The dependence of vitamin E supplementation effect on vitamin C intake level (Figure 2) implies that studies focusing on a single antioxidant might suggest a misleading conclusion about the potential roles of antioxidants. Furthermore, if the benefit of vitamin E is conditional on high vitamin C intake, it seems possible that combined vitamin E and C supplementation might affect the life expectancy of men belonging to the subgroup of Figure 2C.
Our findings are also important for the interpretation of the large randomised trials on vitamin E, which have mostly found no benefit from supplementation.[20–25] The large-scale vitamin E trials test the theory that cancers and cardiovascular diseases are caused by oxidative mechanisms. However, the average effect on mortality in a group of people with a wide age range does not measure the effect on lifespan. For example, although there is no overall difference between the survival curves of the vitamin E and no-vitamin E groups in Figure 1, the groups diverge at 71 years. The number of deaths in the 65–70 year age range (n = 1,113) is substantially greater than in the ages over 71 years (n = 332). If these two age ranges are analysed together, ignoring age as a potential modifier of the vitamin E effect, the early follow-up period is weighted much more in standard analyses, camouflaging the beneficial effect at the older age. Given the evidence that the severity of oxidative stress increases with age,[4, 5] it would seem more appropriate to analyse large antioxidant trials by biological age as in Figures 1 and 2, and not by the time after randomisation which has been customary.[21–25]
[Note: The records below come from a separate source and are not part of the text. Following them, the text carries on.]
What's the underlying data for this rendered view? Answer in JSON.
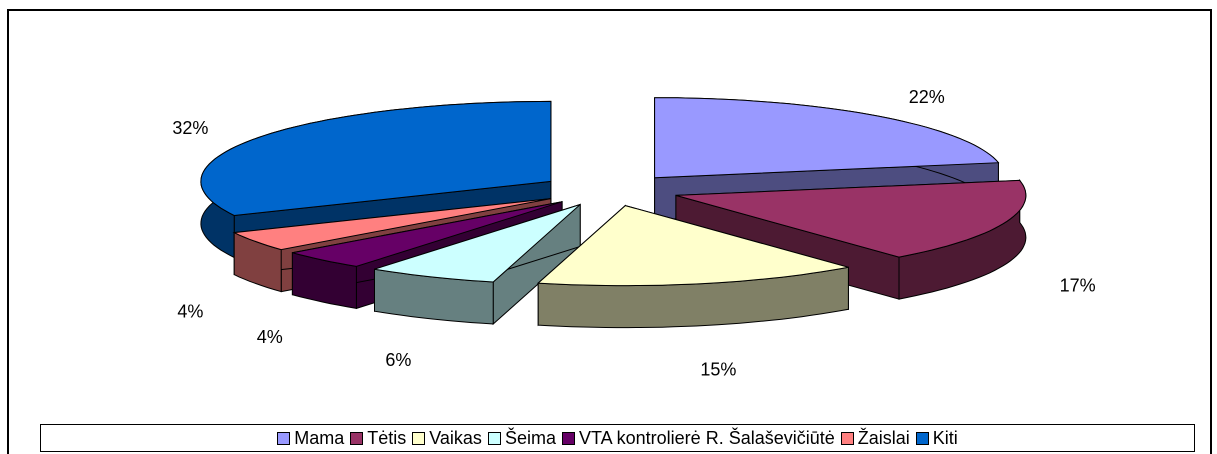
{
  "chart_data": {
    "type": "pie",
    "three_d": true,
    "exploded": true,
    "categories": [
      "Mama",
      "Tėtis",
      "Vaikas",
      "Šeima",
      "VTA kontrolierė R. Šalaševičiūtė",
      "Žaislai",
      "Kiti"
    ],
    "values": [
      22,
      17,
      15,
      6,
      4,
      4,
      32
    ],
    "value_labels": [
      "22%",
      "17%",
      "15%",
      "6%",
      "4%",
      "4%",
      "32%"
    ],
    "colors": [
      "#9999ff",
      "#993366",
      "#ffffcc",
      "#ccffff",
      "#660066",
      "#ff8080",
      "#0066cc"
    ],
    "legend": "bottom"
  }
}
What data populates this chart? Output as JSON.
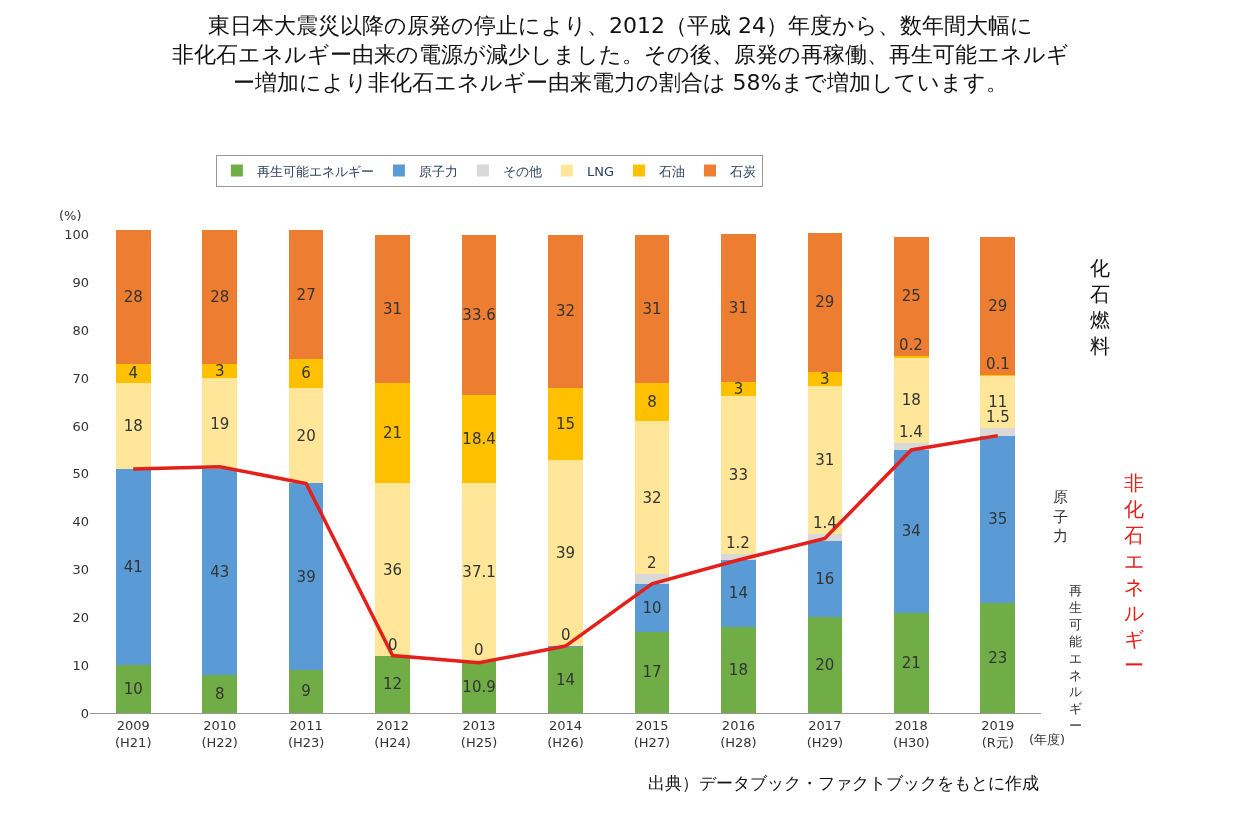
{
  "chart_data": {
    "type": "bar",
    "stacked": true,
    "title": "東日本大震災以降の原発の停止により、2012（平成 24）年度から、数年間大幅に非化石エネルギー由来の電源が減少しました。その後、原発の再稼働、再生可能エネルギー増加により非化石エネルギー由来電力の割合は 58%まで増加しています。",
    "ylabel": "(%)",
    "xlabel": "(年度)",
    "categories": [
      "2009\n(H21)",
      "2010\n(H22)",
      "2011\n(H23)",
      "2012\n(H24)",
      "2013\n(H25)",
      "2014\n(H26)",
      "2015\n(H27)",
      "2016\n(H28)",
      "2017\n(H29)",
      "2018\n(H30)",
      "2019\n(R元)"
    ],
    "series": [
      {
        "name": "再生可能エネルギー",
        "color": "#70ad47",
        "values": [
          10,
          8,
          9,
          12,
          10.9,
          14,
          17,
          18,
          20,
          21,
          23
        ],
        "value_labels": [
          "10",
          "8",
          "9",
          "12",
          "10.9",
          "14",
          "17",
          "18",
          "20",
          "21",
          "23"
        ]
      },
      {
        "name": "原子力",
        "color": "#5b9bd5",
        "values": [
          41,
          43,
          39,
          0,
          0,
          0,
          10,
          14,
          16,
          34,
          35
        ],
        "value_labels": [
          "41",
          "43",
          "39",
          "0",
          "0",
          "0",
          "10",
          "14",
          "16",
          "34",
          "35"
        ]
      },
      {
        "name": "その他",
        "color": "#d9d9d9",
        "values": [
          null,
          null,
          null,
          null,
          null,
          null,
          2,
          1.2,
          1.4,
          1.4,
          1.5
        ],
        "value_labels": [
          null,
          null,
          null,
          null,
          null,
          null,
          "2",
          "1.2",
          "1.4",
          "1.4",
          "1.5"
        ]
      },
      {
        "name": "LNG",
        "color": "#ffe699",
        "values": [
          18,
          19,
          20,
          36,
          37.1,
          39,
          32,
          33,
          31,
          18,
          11
        ],
        "value_labels": [
          "18",
          "19",
          "20",
          "36",
          "37.1",
          "39",
          "32",
          "33",
          "31",
          "18",
          "11"
        ]
      },
      {
        "name": "石油",
        "color": "#ffc000",
        "values": [
          4,
          3,
          6,
          21,
          18.4,
          15,
          8,
          3,
          3,
          0.2,
          0.1
        ],
        "value_labels": [
          "4",
          "3",
          "6",
          "21",
          "18.4",
          "15",
          "8",
          "3",
          "3",
          "0.2",
          "0.1"
        ]
      },
      {
        "name": "石炭",
        "color": "#ed7d31",
        "values": [
          28,
          28,
          27,
          31,
          33.6,
          32,
          31,
          31,
          29,
          25,
          29
        ],
        "value_labels": [
          "28",
          "28",
          "27",
          "31",
          "33.6",
          "32",
          "31",
          "31",
          "29",
          "25",
          "29"
        ]
      },
      {
        "type": "line",
        "color": "#e3201b",
        "values": [
          51,
          51.5,
          48,
          12,
          10.5,
          14,
          27,
          32,
          36.5,
          55,
          58
        ]
      }
    ],
    "ylim": [
      0,
      101
    ],
    "yticks": [
      0,
      10,
      20,
      30,
      40,
      50,
      60,
      70,
      80,
      90,
      100
    ],
    "legend": "top",
    "annotations": [
      "化石燃料",
      "原子力",
      "再生可能エネルギー",
      "非化石エネルギー",
      "出典）データブック・ファクトブックをもとに作成"
    ]
  }
}
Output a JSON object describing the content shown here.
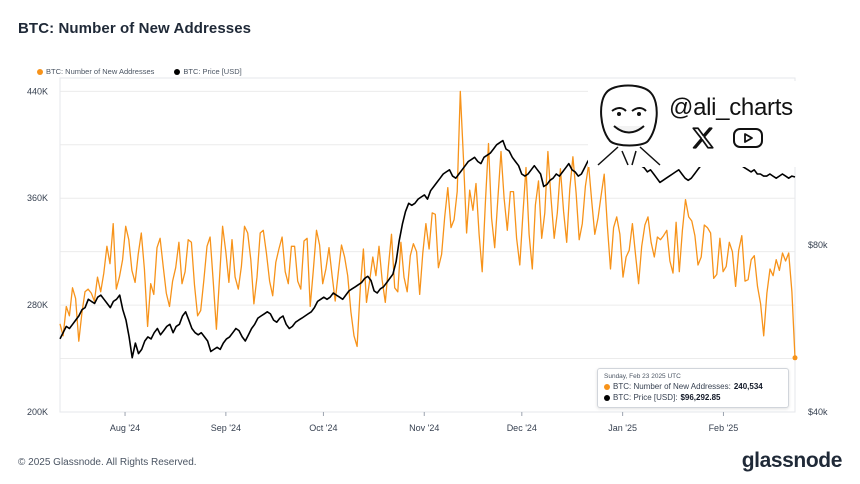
{
  "title": "BTC: Number of New Addresses",
  "legend": [
    {
      "name": "BTC: Number of New Addresses",
      "color": "#f7931a"
    },
    {
      "name": "BTC: Price [USD]",
      "color": "#000000"
    }
  ],
  "watermark": {
    "handle": "@ali_charts",
    "icons": [
      "avatar-icon",
      "x-logo-icon",
      "youtube-icon"
    ]
  },
  "tooltip": {
    "date": "Sunday, Feb 23 2025 UTC",
    "row1_label": "BTC: Number of New Addresses: ",
    "row1_value": "240,534",
    "row2_label": "BTC: Price [USD]: ",
    "row2_value": "$96,292.85"
  },
  "footer": {
    "copyright": "© 2025 Glassnode. All Rights Reserved.",
    "brand": "glassnode"
  },
  "chart_data": {
    "type": "line",
    "title": "BTC: Number of New Addresses",
    "x_tick_labels": [
      "Aug '24",
      "Sep '24",
      "Oct '24",
      "Nov '24",
      "Dec '24",
      "Jan '25",
      "Feb '25"
    ],
    "x_range": [
      "2024-07-12",
      "2025-02-23"
    ],
    "y_left": {
      "ticks": [
        200000,
        280000,
        360000,
        440000
      ],
      "tick_labels": [
        "200K",
        "280K",
        "360K",
        "440K"
      ],
      "range": [
        200000,
        450000
      ]
    },
    "y_right": {
      "ticks": [
        40000,
        80000
      ],
      "tick_labels": [
        "$40k",
        "$80k"
      ],
      "range": [
        40000,
        120000
      ]
    },
    "grid": true,
    "legend_position": "top-left",
    "series": [
      {
        "name": "BTC: Number of New Addresses",
        "axis": "left",
        "color": "#f7931a",
        "values": [
          266000,
          257000,
          279000,
          272000,
          293000,
          285000,
          253000,
          274000,
          290000,
          292000,
          289000,
          283000,
          301000,
          290000,
          304000,
          324000,
          311000,
          341000,
          292000,
          301000,
          314000,
          339000,
          329000,
          306000,
          297000,
          318000,
          334000,
          307000,
          264000,
          296000,
          288000,
          323000,
          330000,
          309000,
          289000,
          279000,
          298000,
          308000,
          327000,
          296000,
          305000,
          329000,
          327000,
          295000,
          272000,
          276000,
          299000,
          324000,
          331000,
          297000,
          262000,
          300000,
          339000,
          320000,
          297000,
          329000,
          301000,
          292000,
          309000,
          339000,
          334000,
          314000,
          281000,
          301000,
          334000,
          336000,
          319000,
          298000,
          287000,
          312000,
          322000,
          331000,
          305000,
          296000,
          324000,
          324000,
          298000,
          292000,
          328000,
          330000,
          279000,
          306000,
          336000,
          325000,
          296000,
          307000,
          323000,
          302000,
          283000,
          305000,
          325000,
          316000,
          302000,
          275000,
          257000,
          249000,
          293000,
          322000,
          282000,
          298000,
          316000,
          302000,
          324000,
          299000,
          282000,
          309000,
          333000,
          293000,
          290000,
          327000,
          301000,
          290000,
          317000,
          326000,
          320000,
          288000,
          319000,
          341000,
          322000,
          349000,
          348000,
          308000,
          318000,
          346000,
          368000,
          338000,
          344000,
          365000,
          440000,
          389000,
          334000,
          366000,
          351000,
          371000,
          333000,
          305000,
          357000,
          401000,
          345000,
          323000,
          360000,
          395000,
          360000,
          336000,
          365000,
          365000,
          330000,
          310000,
          348000,
          383000,
          333000,
          307000,
          355000,
          373000,
          330000,
          349000,
          395000,
          360000,
          330000,
          349000,
          382000,
          350000,
          327000,
          367000,
          391000,
          364000,
          329000,
          341000,
          369000,
          385000,
          358000,
          333000,
          345000,
          362000,
          378000,
          340000,
          307000,
          338000,
          346000,
          333000,
          301000,
          316000,
          321000,
          341000,
          318000,
          296000,
          324000,
          340000,
          346000,
          327000,
          316000,
          331000,
          329000,
          332000,
          336000,
          313000,
          304000,
          342000,
          305000,
          336000,
          359000,
          346000,
          343000,
          332000,
          310000,
          316000,
          340000,
          338000,
          334000,
          300000,
          303000,
          330000,
          305000,
          309000,
          327000,
          320000,
          294000,
          321000,
          332000,
          298000,
          299000,
          314000,
          317000,
          294000,
          281000,
          257000,
          289000,
          307000,
          302000,
          314000,
          306000,
          319000,
          313000,
          319000,
          290000,
          240534
        ]
      },
      {
        "name": "BTC: Price [USD]",
        "axis": "right",
        "color": "#000000",
        "values": [
          57500,
          59000,
          60500,
          60000,
          61000,
          62000,
          63000,
          64500,
          65000,
          67000,
          66500,
          66000,
          67500,
          68000,
          67000,
          66000,
          65000,
          66500,
          67000,
          68000,
          64500,
          62000,
          58000,
          53000,
          56500,
          54000,
          55000,
          57000,
          58000,
          57500,
          59000,
          60000,
          58500,
          59500,
          60500,
          61000,
          59000,
          60500,
          61000,
          63000,
          64000,
          62000,
          60000,
          59000,
          58500,
          59000,
          58000,
          57000,
          54500,
          55000,
          55500,
          55000,
          56500,
          57500,
          58000,
          59000,
          60000,
          59500,
          58000,
          57000,
          58500,
          60000,
          61000,
          62500,
          63000,
          63500,
          64000,
          63500,
          62000,
          61500,
          62500,
          63000,
          61000,
          60000,
          60500,
          61500,
          62000,
          62500,
          63000,
          63500,
          64000,
          65000,
          66500,
          67000,
          67500,
          67000,
          67500,
          68500,
          68000,
          67500,
          67000,
          68000,
          69000,
          69500,
          70000,
          70500,
          71000,
          72000,
          72500,
          71500,
          69000,
          68500,
          69500,
          70000,
          71000,
          72000,
          73000,
          76000,
          81000,
          85000,
          88000,
          90000,
          89500,
          90000,
          91000,
          91500,
          92000,
          91000,
          93000,
          94000,
          95000,
          96000,
          97000,
          97500,
          98000,
          96500,
          96000,
          97000,
          98000,
          99000,
          100000,
          100500,
          101000,
          100000,
          99500,
          101000,
          101500,
          102000,
          103000,
          104000,
          104500,
          105000,
          103000,
          102500,
          101000,
          100000,
          99000,
          97000,
          96500,
          97000,
          98000,
          99000,
          98000,
          97000,
          94000,
          94500,
          95500,
          96000,
          97000,
          96500,
          97500,
          98500,
          99500,
          98000,
          97500,
          96500,
          97000,
          98500,
          100000,
          101000,
          102000,
          103000,
          104000,
          105000,
          105500,
          104000,
          103000,
          104000,
          105000,
          104500,
          104000,
          103000,
          102500,
          101500,
          100000,
          99000,
          98500,
          97500,
          98000,
          97000,
          96000,
          95000,
          95500,
          96000,
          96500,
          97000,
          97500,
          98000,
          97000,
          96000,
          95500,
          96000,
          97000,
          98000,
          99000,
          100000,
          101000,
          102000,
          103000,
          104000,
          104500,
          103000,
          102000,
          101000,
          100500,
          101000,
          99500,
          99000,
          98500,
          98000,
          97500,
          98000,
          97000,
          97000,
          96500,
          96500,
          97000,
          96500,
          96000,
          96500,
          97000,
          96500,
          96000,
          96500,
          96292.85
        ]
      }
    ]
  }
}
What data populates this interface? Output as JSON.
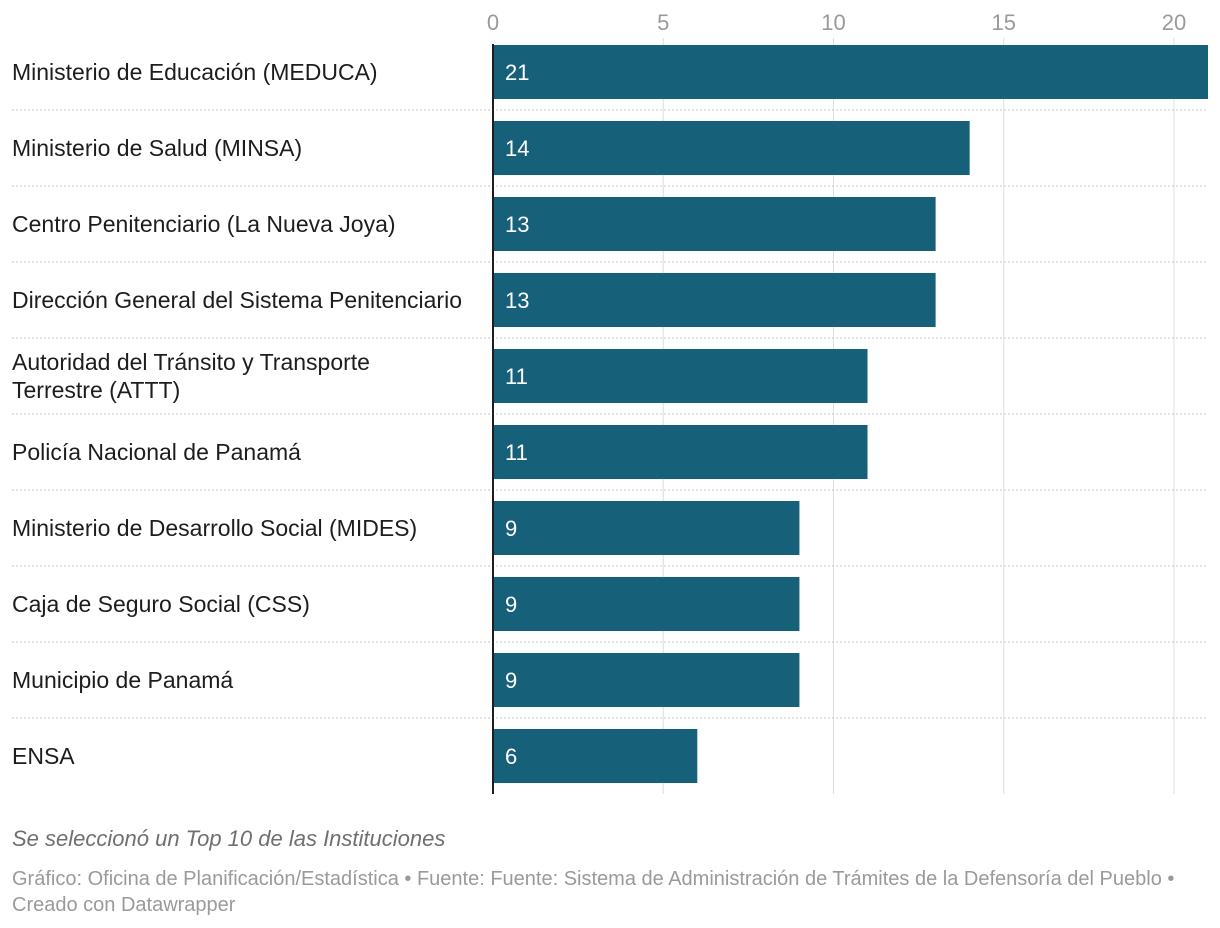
{
  "chart_data": {
    "type": "bar",
    "orientation": "horizontal",
    "categories": [
      "Ministerio de Educación (MEDUCA)",
      "Ministerio de Salud (MINSA)",
      "Centro Penitenciario (La Nueva Joya)",
      "Dirección General del Sistema Penitenciario",
      "Autoridad del Tránsito y Transporte Terrestre (ATTT)",
      "Policía Nacional de Panamá",
      "Ministerio de Desarrollo Social (MIDES)",
      "Caja de Seguro Social (CSS)",
      "Municipio de Panamá",
      "ENSA"
    ],
    "values": [
      21,
      14,
      13,
      13,
      11,
      11,
      9,
      9,
      9,
      6
    ],
    "xlim": [
      0,
      21
    ],
    "xticks": [
      0,
      5,
      10,
      15,
      20
    ],
    "grid": true,
    "bar_color": "#17607a"
  },
  "notes": "Se seleccionó un Top 10 de las Instituciones",
  "footer": "Gráfico: Oficina de Planificación/Estadística • Fuente: Fuente: Sistema de Administración de Trámites de la Defensoría del Pueblo • Creado con Datawrapper"
}
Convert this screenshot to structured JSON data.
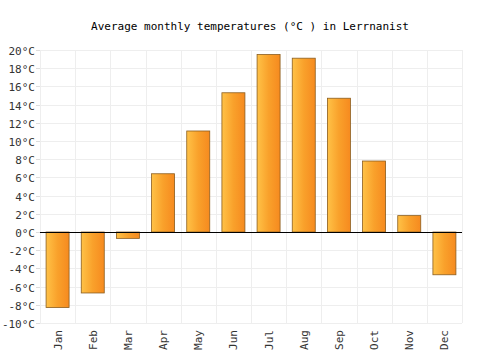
{
  "chart_data": {
    "type": "bar",
    "title": "Average monthly temperatures (°C ) in Lerrnanist",
    "categories": [
      "Jan",
      "Feb",
      "Mar",
      "Apr",
      "May",
      "Jun",
      "Jul",
      "Aug",
      "Sep",
      "Oct",
      "Nov",
      "Dec"
    ],
    "values": [
      -8.3,
      -6.7,
      -0.7,
      6.4,
      11.1,
      15.3,
      19.5,
      19.1,
      14.7,
      7.8,
      1.8,
      -4.7
    ],
    "color": "#f9a12b",
    "ylim": [
      -10,
      20
    ],
    "yticks": [
      {
        "value": -10,
        "label": "-10°C"
      },
      {
        "value": -8,
        "label": "-8°C"
      },
      {
        "value": -6,
        "label": "-6°C"
      },
      {
        "value": -4,
        "label": "-4°C"
      },
      {
        "value": -2,
        "label": "-2°C"
      },
      {
        "value": 0,
        "label": "0°C"
      },
      {
        "value": 2,
        "label": "2°C"
      },
      {
        "value": 4,
        "label": "4°C"
      },
      {
        "value": 6,
        "label": "6°C"
      },
      {
        "value": 8,
        "label": "8°C"
      },
      {
        "value": 10,
        "label": "10°C"
      },
      {
        "value": 12,
        "label": "12°C"
      },
      {
        "value": 14,
        "label": "14°C"
      },
      {
        "value": 16,
        "label": "16°C"
      },
      {
        "value": 18,
        "label": "18°C"
      },
      {
        "value": 20,
        "label": "20°C"
      }
    ],
    "grid": true
  }
}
In conclusion, our findings among the older ATBC participants support the previous reports indicating that protective measures against oxidative stress may increase the life expectancy of mammals under some conditions.[11–13, 16–18] Although the 2-year increase in lifespan in the subgroup of participants who had high vitamin C intake and smoked less is substantial (Figure 2A), only 20% of the study participants belong to this subgroup. The lack of benefit in the other participants, consisting of 80% of this male cohort, shows that vitamin E is no panacea for extending life expectancy. Given the heterogeneity in the effect, the findings should not be generalised without caution. Nevertheless, our findings warrant further study on the possible effect of vitamin E on old people.